His thinking is, if it’s in-house and falls apart at least we have control on what to do. We screw up, well we screw up, we deal…if Mr. Smith screws up we have to wait for him and if he decides to disappear for 3 weeks…
Thanks for the advice, lots to think about and I’ll crunch some numbers and see what happens.
Take a look at www.verio.net - A stable company which will host your e-comm sites for as low as 24.95 a month. Then consider what others have said above. I wouldn’t take this in house.
At a place like verio you’ll have redundant bandwidth, soild servers, firewalls, back-up power, and a small army of sysadmin paid to keep up on issues and help you with support.
I used to use verio for bandwidth and I had about 190 IP addresses from them. I forgot to unplug a dev machine from the switch one night and it got cracked. I had an email from verio security the next morning telling me I should have a look at a particular IP address. These guys were on the ball. Of course I felt stupid and said “whoops” but they were cool and just laughed about it with me.
If you compare just the hardware/software costs of a basic server at 2 grand, that’s 80 months of hosting at $24.95 (6 and a half years). You’d be upgrading and investing more money into your servers by a few years. Of course that also doesn’t figure in the costs of your time, bandwidth costs, hardware failures, back up media, etc.
Also consider this. If you have a complete failure on your data (let’s say the computer shorts out and you lose the motherboard and your drive) how quick do you think you can do a bare metal restore? Sure, you’ll have data backups, but you’ll have to get parts, build the system, install the OS, install software, install any patches and configure the lot before you can restore your data.

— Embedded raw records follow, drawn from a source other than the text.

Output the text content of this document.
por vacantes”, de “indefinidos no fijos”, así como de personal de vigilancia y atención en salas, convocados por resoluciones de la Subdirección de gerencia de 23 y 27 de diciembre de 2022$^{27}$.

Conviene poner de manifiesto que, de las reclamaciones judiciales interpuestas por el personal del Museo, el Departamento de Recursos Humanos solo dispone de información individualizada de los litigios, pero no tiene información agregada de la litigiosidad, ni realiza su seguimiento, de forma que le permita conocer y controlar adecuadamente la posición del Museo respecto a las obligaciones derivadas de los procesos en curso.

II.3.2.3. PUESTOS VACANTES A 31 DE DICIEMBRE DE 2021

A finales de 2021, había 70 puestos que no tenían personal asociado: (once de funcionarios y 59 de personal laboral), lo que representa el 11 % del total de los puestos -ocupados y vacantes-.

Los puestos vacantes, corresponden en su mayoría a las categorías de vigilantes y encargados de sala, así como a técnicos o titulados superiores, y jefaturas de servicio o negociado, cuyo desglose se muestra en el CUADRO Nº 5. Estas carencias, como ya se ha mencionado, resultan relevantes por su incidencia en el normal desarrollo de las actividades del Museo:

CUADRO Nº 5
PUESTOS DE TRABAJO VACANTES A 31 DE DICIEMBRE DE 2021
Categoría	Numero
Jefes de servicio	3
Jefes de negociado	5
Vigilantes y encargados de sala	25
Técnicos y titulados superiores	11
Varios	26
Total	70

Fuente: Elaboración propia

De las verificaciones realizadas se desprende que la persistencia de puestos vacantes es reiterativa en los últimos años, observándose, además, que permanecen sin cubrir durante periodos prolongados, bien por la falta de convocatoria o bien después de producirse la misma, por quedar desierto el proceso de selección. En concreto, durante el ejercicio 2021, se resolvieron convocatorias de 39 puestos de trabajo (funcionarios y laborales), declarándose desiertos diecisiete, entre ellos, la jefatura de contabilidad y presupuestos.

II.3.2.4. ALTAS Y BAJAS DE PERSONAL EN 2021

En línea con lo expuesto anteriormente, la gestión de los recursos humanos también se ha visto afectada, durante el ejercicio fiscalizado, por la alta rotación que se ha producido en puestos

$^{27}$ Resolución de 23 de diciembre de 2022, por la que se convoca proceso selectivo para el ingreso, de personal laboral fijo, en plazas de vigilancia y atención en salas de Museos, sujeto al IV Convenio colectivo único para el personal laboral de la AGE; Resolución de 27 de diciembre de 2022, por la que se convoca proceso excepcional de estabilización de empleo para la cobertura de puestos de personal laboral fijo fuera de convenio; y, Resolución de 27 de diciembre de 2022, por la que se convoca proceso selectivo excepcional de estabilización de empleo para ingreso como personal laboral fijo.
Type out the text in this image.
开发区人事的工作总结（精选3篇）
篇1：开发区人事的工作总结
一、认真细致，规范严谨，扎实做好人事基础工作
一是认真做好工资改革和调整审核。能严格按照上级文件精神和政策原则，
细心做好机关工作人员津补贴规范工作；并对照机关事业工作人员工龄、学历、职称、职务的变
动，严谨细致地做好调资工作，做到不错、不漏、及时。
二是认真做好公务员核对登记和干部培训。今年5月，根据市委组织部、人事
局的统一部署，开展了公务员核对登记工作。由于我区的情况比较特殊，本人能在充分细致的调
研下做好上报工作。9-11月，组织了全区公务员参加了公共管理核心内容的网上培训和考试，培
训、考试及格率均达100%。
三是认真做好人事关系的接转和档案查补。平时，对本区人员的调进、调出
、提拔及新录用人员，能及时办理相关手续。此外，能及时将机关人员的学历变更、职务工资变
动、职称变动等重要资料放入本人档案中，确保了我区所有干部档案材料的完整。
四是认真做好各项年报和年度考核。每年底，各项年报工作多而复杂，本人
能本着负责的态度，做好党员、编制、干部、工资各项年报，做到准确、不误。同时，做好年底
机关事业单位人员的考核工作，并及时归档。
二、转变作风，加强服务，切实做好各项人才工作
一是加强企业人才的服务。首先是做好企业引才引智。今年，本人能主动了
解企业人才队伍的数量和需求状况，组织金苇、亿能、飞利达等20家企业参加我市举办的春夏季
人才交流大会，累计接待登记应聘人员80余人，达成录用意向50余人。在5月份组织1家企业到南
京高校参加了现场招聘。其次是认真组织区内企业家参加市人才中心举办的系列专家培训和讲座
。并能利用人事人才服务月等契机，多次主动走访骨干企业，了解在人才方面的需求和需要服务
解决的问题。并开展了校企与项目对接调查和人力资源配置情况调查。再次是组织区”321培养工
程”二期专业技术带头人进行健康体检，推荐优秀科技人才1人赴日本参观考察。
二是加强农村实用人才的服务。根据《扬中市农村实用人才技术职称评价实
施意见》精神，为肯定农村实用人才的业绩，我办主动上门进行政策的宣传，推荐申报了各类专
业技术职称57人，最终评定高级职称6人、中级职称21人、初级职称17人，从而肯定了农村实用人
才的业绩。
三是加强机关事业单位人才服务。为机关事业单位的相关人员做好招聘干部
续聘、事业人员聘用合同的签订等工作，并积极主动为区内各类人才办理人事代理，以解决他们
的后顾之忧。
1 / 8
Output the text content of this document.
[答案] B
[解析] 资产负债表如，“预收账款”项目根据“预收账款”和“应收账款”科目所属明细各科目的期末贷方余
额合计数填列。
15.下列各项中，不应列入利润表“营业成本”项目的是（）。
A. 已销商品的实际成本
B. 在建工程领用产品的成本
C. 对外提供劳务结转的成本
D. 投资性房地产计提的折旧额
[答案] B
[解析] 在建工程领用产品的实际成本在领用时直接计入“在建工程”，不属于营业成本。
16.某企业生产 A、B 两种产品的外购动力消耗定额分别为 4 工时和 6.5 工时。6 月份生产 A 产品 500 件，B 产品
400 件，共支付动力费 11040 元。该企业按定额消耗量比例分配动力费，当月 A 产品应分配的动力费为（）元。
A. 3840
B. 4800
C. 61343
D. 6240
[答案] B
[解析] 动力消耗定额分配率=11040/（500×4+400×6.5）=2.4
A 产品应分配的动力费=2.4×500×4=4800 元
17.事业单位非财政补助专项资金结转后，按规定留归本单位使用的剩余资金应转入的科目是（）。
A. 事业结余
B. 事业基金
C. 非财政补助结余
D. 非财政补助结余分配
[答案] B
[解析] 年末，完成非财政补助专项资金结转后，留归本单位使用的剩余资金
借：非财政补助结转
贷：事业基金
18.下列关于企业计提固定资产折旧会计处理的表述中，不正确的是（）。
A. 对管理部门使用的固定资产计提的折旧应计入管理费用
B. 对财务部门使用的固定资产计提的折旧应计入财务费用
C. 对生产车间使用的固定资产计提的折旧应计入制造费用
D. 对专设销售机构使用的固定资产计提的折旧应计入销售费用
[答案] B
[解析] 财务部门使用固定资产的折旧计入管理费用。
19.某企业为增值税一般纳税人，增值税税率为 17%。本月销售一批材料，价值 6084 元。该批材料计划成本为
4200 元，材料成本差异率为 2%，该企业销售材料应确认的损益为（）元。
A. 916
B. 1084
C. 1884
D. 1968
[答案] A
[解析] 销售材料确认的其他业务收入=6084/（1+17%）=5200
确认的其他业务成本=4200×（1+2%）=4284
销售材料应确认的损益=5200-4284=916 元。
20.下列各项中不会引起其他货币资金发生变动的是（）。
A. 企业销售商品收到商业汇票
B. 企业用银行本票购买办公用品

You might want to try and talk him into BOTH. Put the e-comm site at a place like verio and build an in house web server to play with. Try out different software and configurations. You can host a basic company website on it or something small -or use it to serve files, images, or just use as the development server. Then you can learn the ropes without having to worry about 99.99% uptime. If it dies you can survive a week without it. If it gets cracked you can take it off line and figure out what went wrong.
Holmes, if you do stick with doing this yourself, there are a few things that you really SHOULD hire a web sysadmin for on a contract-consultation basis. Number one on the list is probably the security issue – making sure that the server is safe from web viruses, worms, and other exploits when you launch it – he can probably also give you some tips on where to look for news of new threats appearing, and how to fight them.
I think it would be a much better idea to take control of your site’s software maintenance in-house, but NOT run on your own servers. Site maintenance is fun stuff like PHP and Photoshop, server maintenance is NOT fun stuff like routers and sub-nets and VPNs.